Und frank & frei nennen wir sie, all die mutigen Menschen: Zuerst das tapfere pakistanische Mädchen Malala Yousafzai, das für die Rechte der Mädchen in der Heimat beherzt kämpft, und das mit dem Einsatz von Leib & Leben. Oder denken Sie an den abtrünnigen IT-Spezialisten Edward Snowden. Er stellte sich mit Fug & Recht hinter den Freiheitsgedanken. Dazu förderte der Whistleblower brisantes NSA-Überwachungsmaterial zutage. Nicht zu vergessen, der Tod Nelson Mandela. Jahr & Tag kämpfte der 95-jährige unermüdlich gegen die Apartheid. Indes vergoss unser FC Bayern-Präsident Rotz & Wasser, ob seiner öffentlich gewordenen Steuer-Millionen.

Endlich, ein Glanzlicht gelebter Menschlichkeit und Schlichtheit: Unser neuer Papst Franziskus! Er verzichtet voll auf Prunk & Gloria. Nichts da mit Papamobil & Papperlapapp! oder mit Plüsch & Plum. Dagegen ließ es sein Mitarbeiter in Limburg, Bischof Tebartz-van Elst mit Pauken & Trompeten krachen. Insgesamt 31 Millionen verschlang seine schlichte geldhungrige Bischofshütte. Und einen Milliarden-schweren Bilder-Schatz beherbergte Cornelius Gurlitt jahrzehntelang in seiner Schwabinger Wohnung. Selbst ein einziges dieser Werke wäre eine Sensation bei Kunst & Krempel.
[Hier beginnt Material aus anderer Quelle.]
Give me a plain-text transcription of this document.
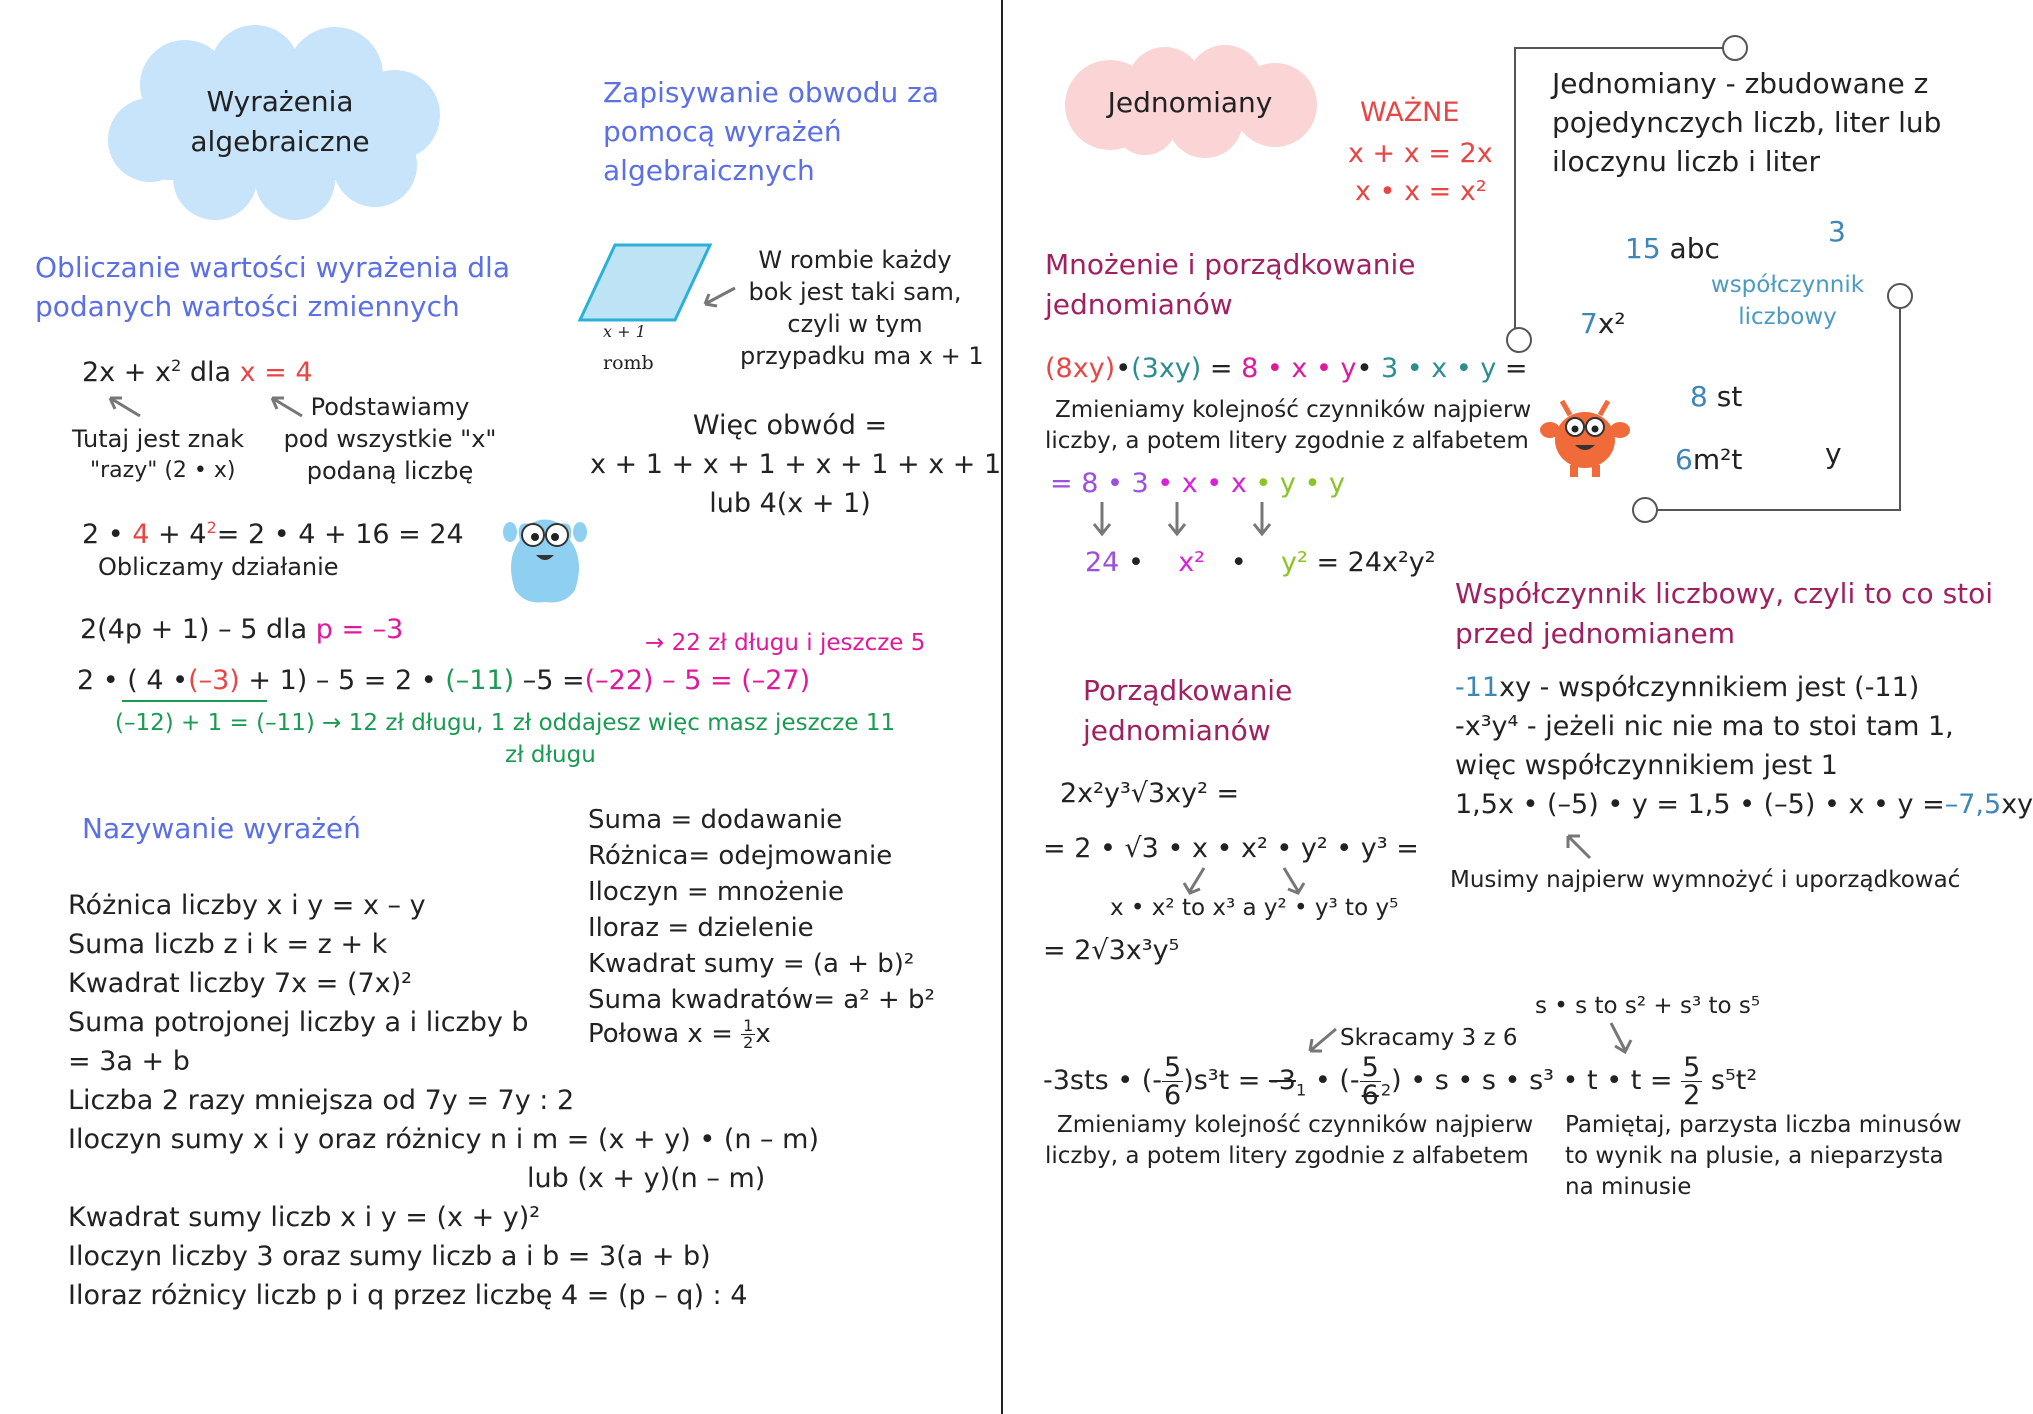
Wyrażenia
algebraiczne
Zapisywanie obwodu za
pomocą wyrażeń
algebraicznych
Obliczanie wartości wyrażenia dla
podanych wartości zmiennych
$2x + x^2$ dla x = 4
Tutaj jest znak
"razy" (2 • x)
Podstawiamy
pod wszystkie "x"
podaną liczbę
2 • $4 + 4^2= 2$ • 4 + 16 = 24
Obliczamy działanie
2(4p + 1) – 5 dla p = –3	→ 22 zł długu i jeszcze 5
2 • ( 4 •(–3) + 1) – 5 = 2 • (–11) –5 =(–22) – 5 = (–27)
(–12) + 1 = (–11) → 12 zł długu, 1 zł oddajesz więc masz jeszcze 11
zł długu
x + 1
romb
W rombie każdy
bok jest taki sam,
czyli w tym
przypadku ma x + 1
Więc obwód =
x + 1 + x + 1 + x + 1 + x + 1
lub 4(x + 1)
Nazywanie wyrażeń
Różnica liczby x i y = x – y
Suma liczb z i k = z + k
Kwadrat liczby 7x = (7x)²
Suma potrojonej liczby a i liczby b
= 3a + b
Liczba 2 razy mniejsza od 7y = 7y : 2
Iloczyn sumy x i y oraz różnicy n i m = (x + y) • (n – m)
lub (x + y)(n – m)
Kwadrat sumy liczb x i y = (x + y)²
Iloczyn liczby 3 oraz sumy liczb a i b = 3(a + b)
Iloraz różnicy liczb p i q przez liczbę 4 = (p – q) : 4
Suma = dodawanie
Różnica= odejmowanie
Iloczyn = mnożenie
Iloraz = dzielenie
Kwadrat sumy = (a + b)²
Suma kwadratów= a² + b²
Połowa $x = \frac{1}{2}$ x
Jednomiany	WAŻNE
x + x = 2x
x • x = x²
Jednomiany - zbudowane z
pojedynczych liczb, liter lub
iloczynu liczb i liter
15 abc
3
współczynnik
liczbowy
7x²
8 st
6m²t	y
Mnożenie i porządkowanie
jednomianów
(8xy)•(3xy) = 8 • x • y• 3 • x • y =
Zmieniamy kolejność czynników najpierw
liczby, a potem litery zgodnie z alfabetem
= 8 • 3 • x • x • y • y
24 •    x²   •    y² = 24x²y²
Porządkowanie
jednomianów
2x²y³√3xy² =
= 2 • √3 • x • x² • y² • y³ =
x • x² to x³ a y² • y³ to y⁵
= 2√3x³y⁵
Współczynnik liczbowy, czyli to co stoi
przed jednomianem
-11xy - współczynnikiem jest (-11)
-x³y⁴ - jeżeli nic nie ma to stoi tam 1,
więc współczynnikiem jest 1
1,5x • (–5) • y = 1,5 • (–5) • x • y =–7,5xy
Musimy najpierw wymnożyć i uporządkować
s • s to s² + s³ to s⁵
Skracamy 3 z 6
-3sts • (- $\frac{5}{6} )s^3t = -3_1$ • (- $\frac{5}{6} _2$) • s • s • s³ • t • $t = \frac{5}{2} s^5t^2$
Zmieniamy kolejność czynników najpierw
liczby, a potem litery zgodnie z alfabetem
Pamiętaj, parzysta liczba minusów
to wynik na plusie, a nieparzysta
na minusie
Viele Menschen verloren 2013 ihr Hab & Gut; sie bangten um Leib & Leben. Aber nur wenige Bankster und Politiker verloren Amt & Würden. Diese Herrschaften schworen Stein & Bein, sie hätten immer nach bestem Wissen & Gewissen gehandelt. Vieles war erstunken & erlogen. Ross & Reiter blieben im Dunkeln, und ihre Geldtaschen füllten sich unerklärlich auf Biegen & Brechen. Längst gehören die Nadelstreifen-Zocker hinter Schloss & Riegel. Robuster verfuhr man in China: da bescherte man einem „Bankdito“ als einmalige Bonuszahlung ein kopfloses Ende. Und in Nordkorea richtete Diktator Kim Jong Un seinen Onkel hin, den Zweitmächtigsten im Lande. Sie sehen, selbst Verwandter – auch Nichten & Neffen – kann er um Kopf & Kragen bringen; wenn’s ihm in den Sinn kommt, dem einstigen Internatsschüler aus St. Gallen.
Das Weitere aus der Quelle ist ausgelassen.